Mentre la certificazione di vaccinazione è in documento sanitario già previsto, usato o richiesto (per esempio in decine di paesi per specifiche infezioni), un passaporto di immunità è qualcosa di completamente nuovo. Implica che si sia stati diagnosticati positivi e ci si sottoponga a un test per rilevare la presenza nel sangue di anticorpi neutralizzanti il virus. Per esempio, la “green card” usata in Israele è un certificato di vaccinazione, mentre l’Ungheria e quanto pare l’Islanda andranno verso il passaporto di immunità.

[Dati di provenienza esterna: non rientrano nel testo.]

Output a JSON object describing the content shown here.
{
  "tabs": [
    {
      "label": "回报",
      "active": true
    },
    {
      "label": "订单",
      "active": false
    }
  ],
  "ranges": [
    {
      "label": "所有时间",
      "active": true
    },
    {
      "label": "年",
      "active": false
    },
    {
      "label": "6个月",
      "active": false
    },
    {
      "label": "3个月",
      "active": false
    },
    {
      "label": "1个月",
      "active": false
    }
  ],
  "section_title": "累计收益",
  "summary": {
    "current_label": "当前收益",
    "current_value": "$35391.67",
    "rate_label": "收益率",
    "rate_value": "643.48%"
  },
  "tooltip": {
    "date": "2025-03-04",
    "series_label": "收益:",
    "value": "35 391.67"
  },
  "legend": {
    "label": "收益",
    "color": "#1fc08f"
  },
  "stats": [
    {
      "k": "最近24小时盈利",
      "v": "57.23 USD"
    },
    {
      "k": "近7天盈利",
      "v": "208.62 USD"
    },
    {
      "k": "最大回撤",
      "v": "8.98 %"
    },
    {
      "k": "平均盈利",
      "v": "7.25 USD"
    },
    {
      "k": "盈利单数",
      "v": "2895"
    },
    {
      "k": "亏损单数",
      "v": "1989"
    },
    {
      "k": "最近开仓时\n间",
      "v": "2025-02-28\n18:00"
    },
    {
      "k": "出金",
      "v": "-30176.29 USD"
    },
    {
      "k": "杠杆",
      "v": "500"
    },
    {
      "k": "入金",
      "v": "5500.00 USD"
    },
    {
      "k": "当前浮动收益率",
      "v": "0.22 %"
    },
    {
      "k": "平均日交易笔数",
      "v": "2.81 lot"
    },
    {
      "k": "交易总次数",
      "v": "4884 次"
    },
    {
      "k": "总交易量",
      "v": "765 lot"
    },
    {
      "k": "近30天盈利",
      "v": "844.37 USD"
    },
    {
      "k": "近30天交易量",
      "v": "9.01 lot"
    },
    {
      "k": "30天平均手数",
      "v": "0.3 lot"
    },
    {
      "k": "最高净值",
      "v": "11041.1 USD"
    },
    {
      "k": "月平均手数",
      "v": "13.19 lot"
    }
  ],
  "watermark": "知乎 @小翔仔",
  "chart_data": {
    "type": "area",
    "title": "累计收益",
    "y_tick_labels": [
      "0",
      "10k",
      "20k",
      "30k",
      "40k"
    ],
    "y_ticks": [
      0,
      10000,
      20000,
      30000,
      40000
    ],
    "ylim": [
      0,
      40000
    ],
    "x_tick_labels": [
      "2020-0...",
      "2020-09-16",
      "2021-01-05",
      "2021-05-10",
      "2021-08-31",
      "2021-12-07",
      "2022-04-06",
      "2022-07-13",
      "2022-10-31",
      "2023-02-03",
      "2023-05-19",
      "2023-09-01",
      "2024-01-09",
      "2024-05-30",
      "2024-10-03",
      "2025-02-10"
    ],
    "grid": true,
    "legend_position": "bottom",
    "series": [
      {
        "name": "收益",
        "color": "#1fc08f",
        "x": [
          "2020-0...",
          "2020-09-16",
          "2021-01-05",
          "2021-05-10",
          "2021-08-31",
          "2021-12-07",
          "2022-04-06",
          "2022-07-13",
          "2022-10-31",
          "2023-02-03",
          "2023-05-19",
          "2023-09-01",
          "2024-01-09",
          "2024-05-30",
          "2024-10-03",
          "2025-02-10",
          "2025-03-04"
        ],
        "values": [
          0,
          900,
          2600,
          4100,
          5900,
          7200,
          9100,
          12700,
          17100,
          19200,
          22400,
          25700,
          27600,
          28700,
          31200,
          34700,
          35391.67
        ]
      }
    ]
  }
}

I due documenti prefigurano scenari medico-sanitari ed etici in parte diversi. Tutti noi che andremo a vaccinarci saremo registrati e saranno raccolte le informazioni sulla data della vaccinazione, sul vaccino usato, su eventuali effetti collaterali o se per motivi di salute saremo esentati dal vaccinarci, etc. Per gestire il passaporto di immunità, che conterrà anche dati su eventuali guarigioni dall’infezione o di test effettuati in laboratorio per rilevare anticorpi, si stanno organizzando aziende tecnologiche e già si trovano pubblicizzate diverse app per gestire digitalmente l’identità sanitaria definita dagli anticorpi-anticovid e renderla consultabile da ministeri, compagnie aeree, datori di lavoro, etc. che dovranno concedere la recuperata mobilità.

L’uso sia dei certificati di vaccinazione sia dei passaporti di immunità per concedere o negare l’accesso a diritti individuali fondamentali rappresenta una sfida da non sottovalutare per il mondo libero. La discussione ruota sul bilanciamento tra diritti individuali e benefici per la società. Ma ci si dimentica che i benefici economici e sociali conquistati dalle società liberali sono passati attraverso l’ampliamento delle libertà individuali. Quindi ci possono essere solo danni per queste società da qualunque limitazione delle libertà personali. Pensare che le nostre società possano restare a lungo aperte mentre gli individui vengono reclusi per qualche motivazione che non fa riferimento a reati, nelle case o entro i confini nazionali, è pericolosamente ridicolo.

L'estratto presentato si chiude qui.